Bref, des histoires d’épouvante écrites sur une trame d’espionnage. Ou le contraire. L’auteur s’en justifie d’ailleurs, et cite ses sources et ses références, dans une postface particulièrement intéressante, où l’on apprend par exemple que le roman Les Puissances de l’Invisible de Tim Powers surfe sur les mêmes principes.

Ainsi, page 26 :

Voyez-vous, tout ce que vous savez sur la manière dont fonctionne l’univers est correct – seulement il y a un petit problème : ce n’est pas le seul univers dont nous ayons à nous soucier. De l’information peut s’infiltrer d’un univers à un autre. Il y a des choses qui écoutent, et qui répondent : voir Al-Hazred, Nietzsche, Lovecraft, Poe, etc. Ceux-aux-nombreux-angles, comme on dit, vivent au fond de l’ensemble de Mandelbrot, sauf lorsqu’une incantation convenable dans le domaine platonique des mathématiques – informatisées ou non – les attire. (Et vous qui croyiez que cet économiseur d’écran fractal faisait du bien à votre ordinateur…)

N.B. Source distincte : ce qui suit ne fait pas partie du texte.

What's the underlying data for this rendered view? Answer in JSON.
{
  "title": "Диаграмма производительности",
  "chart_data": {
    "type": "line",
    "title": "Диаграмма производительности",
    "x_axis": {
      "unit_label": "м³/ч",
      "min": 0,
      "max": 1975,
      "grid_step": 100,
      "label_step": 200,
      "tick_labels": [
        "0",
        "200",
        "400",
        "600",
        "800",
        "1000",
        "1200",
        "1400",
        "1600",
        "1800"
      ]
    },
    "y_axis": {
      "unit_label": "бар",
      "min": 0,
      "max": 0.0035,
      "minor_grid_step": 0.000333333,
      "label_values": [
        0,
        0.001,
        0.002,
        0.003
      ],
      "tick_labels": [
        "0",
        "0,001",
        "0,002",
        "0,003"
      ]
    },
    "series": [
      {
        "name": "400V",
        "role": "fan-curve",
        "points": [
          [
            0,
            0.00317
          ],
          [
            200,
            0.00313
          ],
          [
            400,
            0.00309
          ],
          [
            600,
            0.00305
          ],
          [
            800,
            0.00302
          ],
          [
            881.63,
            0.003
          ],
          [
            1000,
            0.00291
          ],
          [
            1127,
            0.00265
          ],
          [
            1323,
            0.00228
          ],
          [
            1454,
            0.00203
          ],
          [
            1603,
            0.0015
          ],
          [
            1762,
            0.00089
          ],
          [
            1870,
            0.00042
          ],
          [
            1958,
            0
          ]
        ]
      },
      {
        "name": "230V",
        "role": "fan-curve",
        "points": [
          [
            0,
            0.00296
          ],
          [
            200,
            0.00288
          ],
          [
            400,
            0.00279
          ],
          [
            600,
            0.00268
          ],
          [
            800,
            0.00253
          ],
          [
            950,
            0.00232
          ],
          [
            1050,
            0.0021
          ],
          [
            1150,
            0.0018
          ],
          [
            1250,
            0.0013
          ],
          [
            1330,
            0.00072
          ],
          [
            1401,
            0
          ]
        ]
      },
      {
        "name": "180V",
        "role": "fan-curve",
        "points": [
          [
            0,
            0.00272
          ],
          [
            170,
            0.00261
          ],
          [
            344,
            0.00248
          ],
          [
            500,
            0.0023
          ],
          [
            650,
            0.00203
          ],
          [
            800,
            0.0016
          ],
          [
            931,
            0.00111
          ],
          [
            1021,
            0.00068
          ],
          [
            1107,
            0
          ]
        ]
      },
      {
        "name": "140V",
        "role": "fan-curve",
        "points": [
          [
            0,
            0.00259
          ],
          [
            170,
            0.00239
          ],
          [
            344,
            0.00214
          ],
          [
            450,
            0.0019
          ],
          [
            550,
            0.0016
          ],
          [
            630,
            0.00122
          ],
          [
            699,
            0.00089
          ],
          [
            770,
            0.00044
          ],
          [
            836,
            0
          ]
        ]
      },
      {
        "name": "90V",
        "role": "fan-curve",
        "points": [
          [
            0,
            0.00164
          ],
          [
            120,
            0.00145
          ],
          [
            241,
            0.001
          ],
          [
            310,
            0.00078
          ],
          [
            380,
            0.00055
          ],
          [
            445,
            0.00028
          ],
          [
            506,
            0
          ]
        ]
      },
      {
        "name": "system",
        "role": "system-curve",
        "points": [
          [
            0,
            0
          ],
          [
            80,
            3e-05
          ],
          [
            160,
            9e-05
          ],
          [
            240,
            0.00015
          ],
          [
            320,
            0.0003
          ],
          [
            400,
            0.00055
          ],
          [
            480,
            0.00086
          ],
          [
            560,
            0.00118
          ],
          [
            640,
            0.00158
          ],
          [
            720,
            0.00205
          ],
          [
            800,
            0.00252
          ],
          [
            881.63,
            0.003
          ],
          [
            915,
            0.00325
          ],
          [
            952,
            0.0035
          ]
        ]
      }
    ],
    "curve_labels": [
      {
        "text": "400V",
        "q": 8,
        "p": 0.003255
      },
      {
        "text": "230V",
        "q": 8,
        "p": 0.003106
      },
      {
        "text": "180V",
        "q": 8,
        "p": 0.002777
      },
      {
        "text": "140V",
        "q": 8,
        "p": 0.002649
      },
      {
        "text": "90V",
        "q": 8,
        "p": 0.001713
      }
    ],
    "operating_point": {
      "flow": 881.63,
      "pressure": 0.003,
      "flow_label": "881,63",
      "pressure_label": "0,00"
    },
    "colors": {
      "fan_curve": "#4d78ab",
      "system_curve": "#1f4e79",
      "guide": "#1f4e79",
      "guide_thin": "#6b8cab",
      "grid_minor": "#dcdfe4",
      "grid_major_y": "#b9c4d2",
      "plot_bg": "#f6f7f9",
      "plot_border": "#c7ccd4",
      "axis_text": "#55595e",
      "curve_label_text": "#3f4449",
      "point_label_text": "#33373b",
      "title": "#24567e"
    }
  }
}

La première histoire (la plus longue) devient captivante dans sa seconde moitié, avec ces perspectives d’apocalypse silencieuse et ces morts-vivants nazis d’outre-monde : on trouvera des échos troublants dans le prologue du crossover Marvel Fear itself (cf. notre dossier sur la chronologie Marvel) avec ses disciples de Crâne Rouge tentant d’invoquer des forces mystiques, quoiqu'employées via des tournures plus proches du Hellboy de Mignola. Le début en revanche paraît quelquefois rébarbatif, tant on nage en eaux troubles sans vraiment de repères significatifs ou d’action.
La nouvelle suivante (qui a obtenu le prix Hugo 2005 du meilleur roman court), très dense et plus cohérente, se suit à un rythme soutenu. Ce qu’elle implique fait froid dans le dos. 

Visiblement satisfait de la tournure que prenait son univers décrit, Stross a par la suite rédigé de nombreux autres textes s'inscrivant dans une série sobrement intitulée La Laverie. Cet ouvrage peut donc être considéré comme une bonne entrée en matière et ceux qui ont apprécié seront ravis d'apprendre qu'ils pourront prolonger leur plaisir avec des récits du même acabit, certains ayant également été récompensés (The Apocalypse Codex, prix Locus  en 2013, Equoïde, prix Hugo en 2014) mais tous ne sont pas encore traduits, même si les éditions 500 Nuances de Geek s'y attèlent activement.

À tenter.


+ Les points positifs - Les points négatifs
  • Savoureux mélange de dark fantasy, d'anticipation et d'espionnage.
  • Un univers très proche de nous, dont l'auteur explore les zones d'ombre avec acuité et pertinence.
  • Un humour sous-jacent constant, grinçant et parfois brillant.


  • Des références à la pelle, qui peuvent embrouiller le néophyte.
  • Une mise en place dense mais parfois confuse.